I add the data elements CustomerID, Customer Name, Bill-To Address, and Credit Status to the data flow coming from the CUSTOMERS data store into the VERIFY CREDIT process. In addition, I add the Customer Name, Bill-To Address, CheckCreditRequest Indicator, and Total Price below the New Customer Orders label and ask, “Does that accurately represent what you just told me?”

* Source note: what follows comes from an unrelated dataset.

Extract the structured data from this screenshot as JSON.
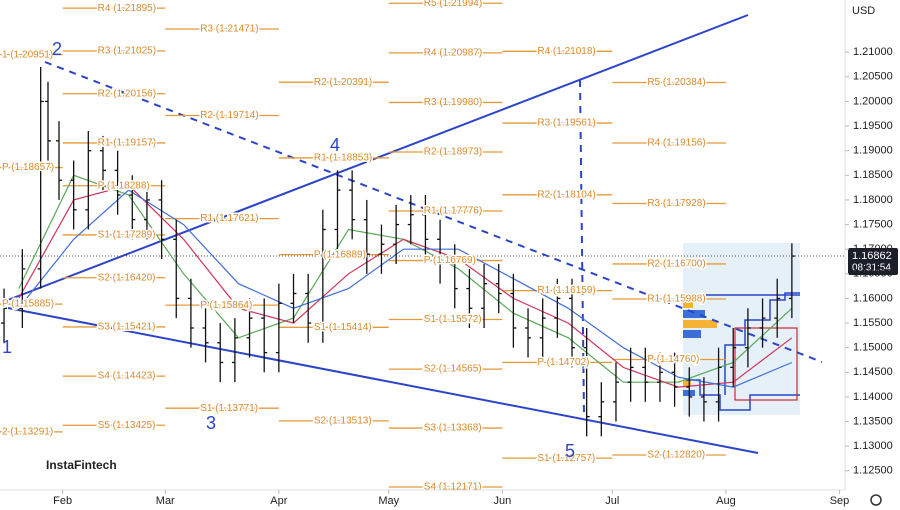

Paul replies, “I think so. I don’t know whether the CREDIT DEPARTMENT needs anything else from us for a New Customer Order, but what you wrote down makes sense to me. I am not sure they don’t need the Ship-To Addressfor the customer as well. You might want to check with them to confirm that they do not need anything else, though.”
“I will certainly run this by them to see if this is all the data they need to process either a New Customer Order or one from a customer with bad credit. For now, we will assume that the Data Elements I listed on the diagram are the essential Data Elements on each flow coming out of the VERIFY CREDIT process. As I explained earlier, each of these data elements has to come into the process on one of the incoming data flows or be created in the process. Coming back to the primary data flow Credit OK Orders, you told me that the Order# is created in the SORT MAIL process, right?”
“Right. That’s the number we have to add to make sure we can keep track of the order.”
“Great.” I write Order# beneath the data flow labels Orders w/o $ and Original Order and add “I assume that this is true whether the order had any payment attached or not, correct?” Paul confirms my assumption.
“Furthermore, I understood you earlier to indicate that you always get a ‘Customer Name’, and ‘Bill-to Address’ from the order and sometimes you also get a ‘CustomerID’.” After Paul confirms, I add those Data Element names below the Order# on both, the Orders w/o $ and Original Order data flows. I also notice that the Total Price is on order form so I add it as a data element to the Orders w/o $ and the Original Order data flows.
Having dealt with all outgoing and incoming flows, I now review the results with Paul. “It appears that the only data VERIFY CREDIT creates is the CreditOK Indicator or the CheckCreditRequest Indicator. Both of them are created based on the contents of the Customer’s Credit Status, which is coming out of the CUSTOMERS File. You find the customer based on either the CustomerID or both Customer Name and Bill-To Address. Both of them are coming in on one of the two order data flows. Is that all correct?”